Silicon Graphics (SGI) claims it has produced the world's most powerful commercial computer, but has come under attack from Sun at the lower end of its supercomputer range.
The T3E-1200 supercomputer from SGI's Cray division is the successor to the T3E-900, the first commercially available machine to break the 1Tflops performance barrier. The new model performs at up to 2.5Tflops, a measurement used for very compute-intensive operations.
The new machine scales up to 2,048 processors and prices will start under #1 million, although this will only buy a 20-processor model. However, SGI claims it is making very high performance computing affordable for sites with supercomputing needs, but which previously had to make do with large networked workstations. "Large scale computational analysis in fields such as oil and gas, climatology and pharmaceutical research will take days instead of months," said UK business manager Ameet Dave.
But SGI has more competition on its hands in its own-brand server range, which is targeted at rather less intensive applications than the Cray line.

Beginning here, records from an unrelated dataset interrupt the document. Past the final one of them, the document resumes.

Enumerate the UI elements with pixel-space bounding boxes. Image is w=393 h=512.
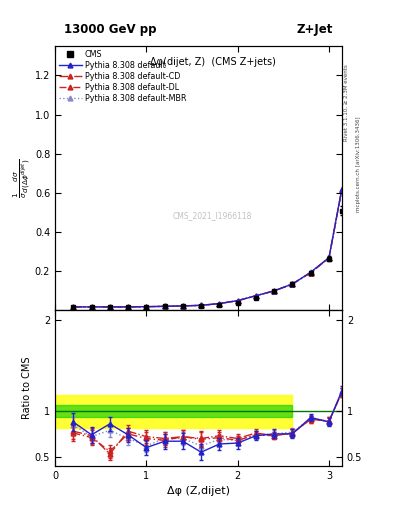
Bar <box>55 395 292 428</box>
Text: CMS_2021_I1966118: CMS_2021_I1966118 <box>173 211 252 220</box>
Text: 13000 GeV pp: 13000 GeV pp <box>64 23 156 35</box>
Bar <box>55 404 292 417</box>
Text: Z+Jet: Z+Jet <box>297 23 333 35</box>
Y-axis label: Ratio to CMS: Ratio to CMS <box>22 357 32 419</box>
Text: Δφ(dijet, Z)  (CMS Z+jets): Δφ(dijet, Z) (CMS Z+jets) <box>150 57 276 67</box>
Text: Rivet 3.1.10, ≥ 2.3M events: Rivet 3.1.10, ≥ 2.3M events <box>344 64 349 141</box>
X-axis label: Δφ (Z,dijet): Δφ (Z,dijet) <box>167 486 230 496</box>
Text: mcplots.cern.ch [arXiv:1306.3436]: mcplots.cern.ch [arXiv:1306.3436] <box>356 116 361 211</box>
Legend: CMS, Pythia 8.308 default, Pythia 8.308 default-CD, Pythia 8.308 default-DL, Pyt: CMS, Pythia 8.308 default, Pythia 8.308 … <box>57 49 188 105</box>
Y-axis label: $\frac{1}{\sigma}\frac{d\sigma}{d(\Delta\phi^{dijet})}$: $\frac{1}{\sigma}\frac{d\sigma}{d(\Delta… <box>12 158 33 198</box>
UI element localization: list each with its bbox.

Sun has released benchtest results that claim its Starfire Ultra Enterprise E10000 server outperforms the SGI Origin 2000.
Using the Linpack benchmark, Sun claims performance of 100.4Gflops for a 256-processor, four-node parallel cluster. Chris Sarfas, marketing and business development manager for enterprise servers, claims only specialised vector technology machines - such as the Crays - can scale more efficiently over parallel architectures.
In the benchtests, the 250MHz Starfire outperformed both a 64-CPU, 195MHz Origin 2000 and the 440MHz Digital Alphaserver 8400 cluster.
"Sun's results mark a significant entry for the company as a viable player in the high performance computing market," commented Jack Dongarra, who created Linpack.